Officials Dismayed by Vaccine Hesitance Among Health Workers
The race to vaccinate California’s frontline health care workers is underway. But vaccine hesitance among medical staff is one development that has surprised public health officials.
The Los Angeles Times reports:
At St. Elizabeth Community Hospital in Tehama County, fewer than half of the 700 hospital workers eligible for the vaccine were willing to take the shot when it was first offered. At Providence Holy Cross Medical Center in Mission Hills, one in five frontline nurses and doctors have declined the shot. Roughly 20% to 40% of L.A. County’s frontline workers who were offered the vaccine did the same, according to county public health officials.
So many frontline workers in Riverside County have refused the vaccine — an estimated 50% — that hospital and public officials met to strategize how best to distribute the unused doses, Public Health Director Kim Saruwatari said.
It’s not just California.
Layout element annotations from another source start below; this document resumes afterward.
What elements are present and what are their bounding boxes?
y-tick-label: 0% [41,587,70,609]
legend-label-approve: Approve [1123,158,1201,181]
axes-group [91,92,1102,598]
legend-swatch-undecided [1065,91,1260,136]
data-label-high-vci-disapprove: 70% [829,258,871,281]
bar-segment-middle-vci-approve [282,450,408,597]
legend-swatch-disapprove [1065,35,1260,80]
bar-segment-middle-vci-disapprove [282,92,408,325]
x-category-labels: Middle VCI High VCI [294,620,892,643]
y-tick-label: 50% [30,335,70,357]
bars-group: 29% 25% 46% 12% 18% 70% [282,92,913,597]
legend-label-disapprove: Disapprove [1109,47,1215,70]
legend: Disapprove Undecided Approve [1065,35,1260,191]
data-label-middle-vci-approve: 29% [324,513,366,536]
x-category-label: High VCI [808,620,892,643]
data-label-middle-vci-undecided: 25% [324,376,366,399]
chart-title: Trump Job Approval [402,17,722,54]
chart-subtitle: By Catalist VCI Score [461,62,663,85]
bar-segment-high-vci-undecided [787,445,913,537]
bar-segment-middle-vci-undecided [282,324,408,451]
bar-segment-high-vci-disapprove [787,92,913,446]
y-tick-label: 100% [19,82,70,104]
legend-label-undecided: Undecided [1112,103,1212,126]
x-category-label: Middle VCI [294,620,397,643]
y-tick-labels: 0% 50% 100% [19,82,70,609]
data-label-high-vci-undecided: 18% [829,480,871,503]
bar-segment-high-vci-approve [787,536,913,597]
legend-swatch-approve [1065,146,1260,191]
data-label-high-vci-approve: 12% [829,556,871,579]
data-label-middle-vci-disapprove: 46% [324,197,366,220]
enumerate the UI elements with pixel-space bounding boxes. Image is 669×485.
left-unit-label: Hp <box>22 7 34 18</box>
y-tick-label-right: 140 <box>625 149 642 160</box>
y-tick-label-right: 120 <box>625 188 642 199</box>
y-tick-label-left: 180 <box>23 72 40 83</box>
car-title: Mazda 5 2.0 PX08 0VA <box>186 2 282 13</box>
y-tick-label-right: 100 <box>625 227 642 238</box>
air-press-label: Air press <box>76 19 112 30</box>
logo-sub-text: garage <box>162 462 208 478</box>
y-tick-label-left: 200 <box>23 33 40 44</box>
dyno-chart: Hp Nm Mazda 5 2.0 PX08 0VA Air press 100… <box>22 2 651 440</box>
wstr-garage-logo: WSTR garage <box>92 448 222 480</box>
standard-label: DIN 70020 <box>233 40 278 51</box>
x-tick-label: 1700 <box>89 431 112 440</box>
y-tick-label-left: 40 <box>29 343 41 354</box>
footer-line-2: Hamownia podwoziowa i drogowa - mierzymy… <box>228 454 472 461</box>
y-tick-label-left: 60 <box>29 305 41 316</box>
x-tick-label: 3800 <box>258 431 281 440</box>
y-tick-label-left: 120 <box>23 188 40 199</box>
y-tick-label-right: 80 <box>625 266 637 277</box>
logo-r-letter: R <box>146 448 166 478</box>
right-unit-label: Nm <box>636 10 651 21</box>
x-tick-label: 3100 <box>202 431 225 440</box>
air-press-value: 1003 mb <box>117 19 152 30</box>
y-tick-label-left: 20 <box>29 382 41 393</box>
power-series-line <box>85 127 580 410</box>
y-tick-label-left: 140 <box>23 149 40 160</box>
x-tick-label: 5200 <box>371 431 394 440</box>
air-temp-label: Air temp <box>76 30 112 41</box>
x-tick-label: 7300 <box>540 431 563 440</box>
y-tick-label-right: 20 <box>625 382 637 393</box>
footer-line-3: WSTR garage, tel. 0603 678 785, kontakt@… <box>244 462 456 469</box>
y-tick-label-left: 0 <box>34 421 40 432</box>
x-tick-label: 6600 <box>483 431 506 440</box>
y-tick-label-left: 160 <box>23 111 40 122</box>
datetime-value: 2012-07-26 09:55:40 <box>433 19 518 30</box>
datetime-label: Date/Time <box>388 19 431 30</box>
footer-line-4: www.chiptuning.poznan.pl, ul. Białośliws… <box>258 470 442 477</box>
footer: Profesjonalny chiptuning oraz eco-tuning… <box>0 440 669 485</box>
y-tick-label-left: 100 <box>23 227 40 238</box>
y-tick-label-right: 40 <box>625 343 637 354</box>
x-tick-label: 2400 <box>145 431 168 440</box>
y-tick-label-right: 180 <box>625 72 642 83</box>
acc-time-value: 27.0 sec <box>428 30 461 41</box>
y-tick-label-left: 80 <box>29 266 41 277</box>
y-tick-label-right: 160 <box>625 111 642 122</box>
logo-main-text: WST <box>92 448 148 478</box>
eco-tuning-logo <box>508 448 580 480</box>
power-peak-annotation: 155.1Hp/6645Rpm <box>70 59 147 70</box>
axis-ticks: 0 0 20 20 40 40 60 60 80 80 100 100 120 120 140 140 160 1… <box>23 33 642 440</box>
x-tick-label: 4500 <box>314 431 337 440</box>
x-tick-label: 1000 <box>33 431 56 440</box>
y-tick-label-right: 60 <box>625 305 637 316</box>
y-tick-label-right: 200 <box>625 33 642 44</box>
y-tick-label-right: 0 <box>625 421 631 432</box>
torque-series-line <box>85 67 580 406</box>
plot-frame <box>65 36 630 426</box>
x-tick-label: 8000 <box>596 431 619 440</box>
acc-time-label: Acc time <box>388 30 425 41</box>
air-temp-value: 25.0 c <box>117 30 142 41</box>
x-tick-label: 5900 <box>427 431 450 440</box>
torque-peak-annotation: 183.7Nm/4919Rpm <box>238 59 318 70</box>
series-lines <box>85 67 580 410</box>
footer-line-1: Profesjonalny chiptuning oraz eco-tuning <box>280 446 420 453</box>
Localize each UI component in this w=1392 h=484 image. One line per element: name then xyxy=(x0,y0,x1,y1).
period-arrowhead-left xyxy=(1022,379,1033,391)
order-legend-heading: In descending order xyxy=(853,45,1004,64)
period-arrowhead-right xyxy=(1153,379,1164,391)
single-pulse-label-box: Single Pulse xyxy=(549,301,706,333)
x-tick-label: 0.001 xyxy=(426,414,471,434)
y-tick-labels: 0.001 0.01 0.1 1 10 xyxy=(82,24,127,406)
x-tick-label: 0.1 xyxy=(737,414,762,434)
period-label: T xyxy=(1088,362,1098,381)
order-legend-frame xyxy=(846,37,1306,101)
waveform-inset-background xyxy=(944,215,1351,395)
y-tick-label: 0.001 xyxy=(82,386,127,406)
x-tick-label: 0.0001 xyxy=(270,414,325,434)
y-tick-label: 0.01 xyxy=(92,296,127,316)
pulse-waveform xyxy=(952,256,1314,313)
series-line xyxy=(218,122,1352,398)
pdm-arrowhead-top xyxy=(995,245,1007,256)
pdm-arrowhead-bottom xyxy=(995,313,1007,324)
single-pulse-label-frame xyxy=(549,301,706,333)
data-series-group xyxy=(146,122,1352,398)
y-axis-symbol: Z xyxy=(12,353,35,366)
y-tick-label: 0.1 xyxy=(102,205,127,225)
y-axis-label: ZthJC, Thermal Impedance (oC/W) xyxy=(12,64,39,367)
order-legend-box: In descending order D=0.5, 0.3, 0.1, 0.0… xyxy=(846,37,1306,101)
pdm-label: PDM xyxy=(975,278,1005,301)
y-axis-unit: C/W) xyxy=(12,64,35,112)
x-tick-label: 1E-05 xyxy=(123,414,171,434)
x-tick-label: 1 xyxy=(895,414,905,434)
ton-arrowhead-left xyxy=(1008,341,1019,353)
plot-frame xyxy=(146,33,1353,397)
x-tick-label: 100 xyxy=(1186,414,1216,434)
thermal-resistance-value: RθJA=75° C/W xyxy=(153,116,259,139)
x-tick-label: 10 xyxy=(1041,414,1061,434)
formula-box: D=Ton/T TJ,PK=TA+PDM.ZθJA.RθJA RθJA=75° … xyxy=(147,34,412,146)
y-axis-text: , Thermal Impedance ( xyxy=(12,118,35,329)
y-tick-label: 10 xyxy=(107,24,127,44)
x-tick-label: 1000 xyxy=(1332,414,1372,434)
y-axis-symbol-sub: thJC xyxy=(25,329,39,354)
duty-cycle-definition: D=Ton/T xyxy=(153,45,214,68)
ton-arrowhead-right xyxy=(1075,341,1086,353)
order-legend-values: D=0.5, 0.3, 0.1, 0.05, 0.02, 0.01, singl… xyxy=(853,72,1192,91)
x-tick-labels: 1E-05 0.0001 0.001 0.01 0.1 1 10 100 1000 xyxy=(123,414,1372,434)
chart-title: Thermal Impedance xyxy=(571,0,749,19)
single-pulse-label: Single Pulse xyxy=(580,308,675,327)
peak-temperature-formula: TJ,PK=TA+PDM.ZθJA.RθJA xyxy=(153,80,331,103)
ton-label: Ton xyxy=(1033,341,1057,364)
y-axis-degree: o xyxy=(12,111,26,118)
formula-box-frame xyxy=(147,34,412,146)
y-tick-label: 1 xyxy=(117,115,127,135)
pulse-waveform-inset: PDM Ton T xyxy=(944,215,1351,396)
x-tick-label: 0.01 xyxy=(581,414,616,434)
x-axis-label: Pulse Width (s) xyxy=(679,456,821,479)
The Kaiser Family Foundation found that 29% of health care workers were “vaccine hesitant.” Among the general population, that figure is actually lower (27%). If that kind of reluctance continues, it could spell a public health disaster, experts say.
“It’s certainly disappointing,” Sal Rosselli, president of the National Union of Healthcare Workers, told the Times. “But it’s not shocking, given what the federal administration has done over the past 10 months. ... Trust science. It’s about science, and reality, and what’s right.”